Step 4: Iterating Through All Datasets
Now we extend the process to all datasets in the workspace. We loop through each dataset, retrieve its relationships, and store the results as SVGs (Scalable Vector Graphics). SVGs are ideal for web-based visualizations, making them a great choice for embedding in dashboards or documentation.
for dataset_name in df['Dataset Name']:
relationships = fabric.list_relationships(dataset_name)
if not relationships.empty:
fig = plot_relationship_metadata(relationships)
svg_text = fig.pipe(format='svg').decode('utf-8')
start_index = svg_text.find('<svg')
end_index = svg_text.find('</svg>') + len('</svg>')
svg_content = svg_text[start_index:end_index]
dataset_svg_list.append((dataset_name, svg_content))
Step 5: Converting and Storing Visualizations
To make these relationship graphs easily accessible, we convert them into URLs. Each dataset's relationship graph is stored as a base64-encoded URL, which can be directly embedded in reports or dashboards.
df = pd.DataFrame(dataset_svg_list, columns=['DatasetName', 'SVGText'])
df['ImageURL'] = 'data:image/svg+xml;utf8,' + df['SVGText']
drop_cols = ['SVGText']
df.drop(drop_cols, axis=1, inplace=True)
df = df[['DatasetName', 'ImageURL']]
display(df)
Step 6: Splitting Large URLs into Chunks
Some URLs can get quite long, so we split them into smaller chunks for easier handling. (But for my use case Image URLs were not very long.so you can skip step 6)
max_length = df['ImageURL'].str.len().max()
chunk_size = 30000 /*Change accordingly */
num_columns = round((max_length / chunk_size) + 1)
for i in range(num_columns):
col_name = f'ImageURL{i+1}'
start, stop = i * chunk_size, (i+1) * chunk_size
df[col_name] = df['ImageURL'].str.slice(start, stop)
Step 7: Storing Data in a Delta Table
To ensure that this data is easily accessible in the future, we save the relationships as a Delta table in Microsoft Fabric. Delta tables are perfect for large datasets, offering support for schema evolution and efficient querying.
spark_df = spark.createDataFrame(df)
spark_df.write.format("delta").option("mergeSchema", "true").mode("overwrite").saveAsTable("Dataset_list_relationships_svg")
(Above displays the created table (Dataset_list_relationships_svg) in the LH)
Step 8: Create a PowerBI Report having all the relationships
Finally, you can create a report in the powerbi service using the finally created table in step 7 . I have used the simple table visual and a slicer for this.
This enables you to revisit the stored relationships whenever needed, ensuring scalability and performance across large datasets.
Summary:
Importing Libraries: Sets up libraries for data manipulation and visualization.
Dataset Listing: Retrieves and lists datasets from a semantic fabric.
Relationship Plotting: Visualizes relationships in datasets and stores them as SVGs.
Data Handling: Converts relationships to DataFrames and splits large image URLs.

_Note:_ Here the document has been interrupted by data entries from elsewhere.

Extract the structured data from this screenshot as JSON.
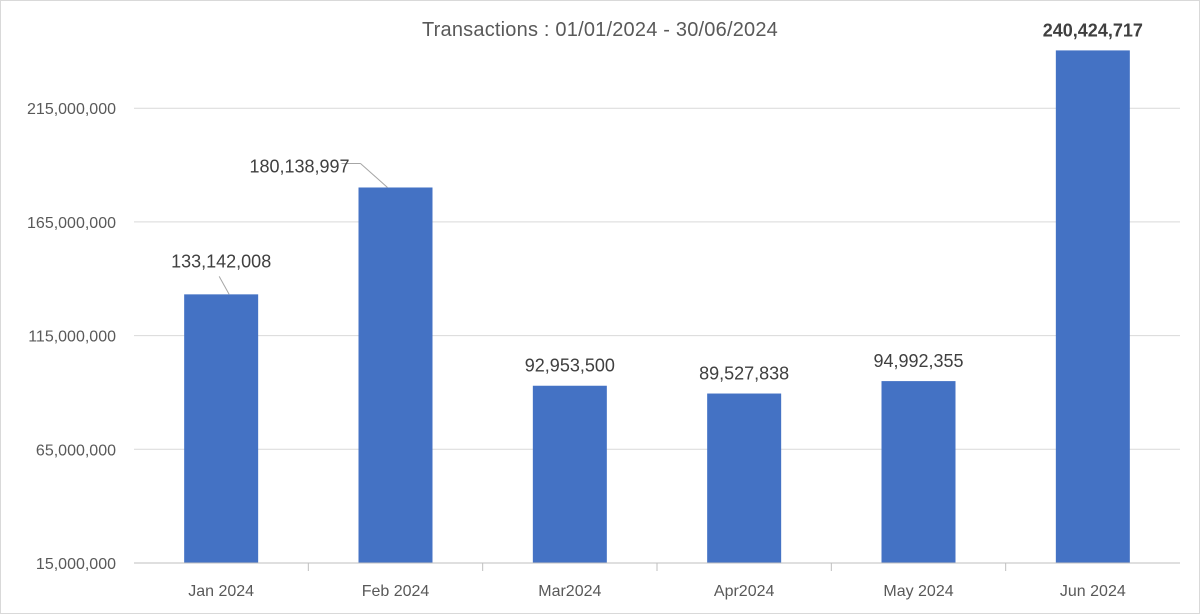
{
  "chart_data": {
    "type": "bar",
    "title": "Transactions : 01/01/2024 - 30/06/2024",
    "xlabel": "",
    "ylabel": "",
    "categories": [
      "Jan 2024",
      "Feb 2024",
      "Mar2024",
      "Apr2024",
      "May 2024",
      "Jun 2024"
    ],
    "values": [
      133142008,
      180138997,
      92953500,
      89527838,
      94992355,
      240424717
    ],
    "data_labels": [
      "133,142,008",
      "180,138,997",
      "92,953,500",
      "89,527,838",
      "94,992,355",
      "240,424,717"
    ],
    "highlight_label_index": 5,
    "yticks": [
      15000000,
      65000000,
      115000000,
      165000000,
      215000000
    ],
    "ytick_labels": [
      "15,000,000",
      "65,000,000",
      "115,000,000",
      "165,000,000",
      "215,000,000"
    ],
    "ylim": [
      15000000,
      245000000
    ],
    "grid": true,
    "legend": "none",
    "colors": {
      "bar": "#4472c4",
      "grid": "#d9d9d9",
      "axis": "#bfbfbf",
      "text": "#595959"
    }
  }
}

Storage: Saves the processed data in a Delta table for further analysis.
Conclusion
In this blog post, we explored how to list and visualize relationships in semantic models within a Microsoft Fabric workspace. By leveraging Python’s powerful data manipulation and visualization libraries, we can create clear, scalable insights into how datasets interact. This approach is essential for ensuring data consistency, managing dependencies, and performing impact analysis in complex data ecosystems.
Visualizing relationships is more than just a technical exercise; it’s a way to enhance your understanding of the entire data infrastructure, enabling smarter decision-making and more efficient data management. Microsoft Fabric’s seamless integration with Python and Delta tables ensures that this process can be scaled as your organization grows.
Keep experimenting with different datasets and relationships, and continue to unlock the hidden connections within your data!
This blog post provides a practical framework for data professionals to navigate the complexities of semantic models using Microsoft Fabric. By listing and visualizing relationships in your workspace, you ensure better control and deeper insights into your data infrastructure.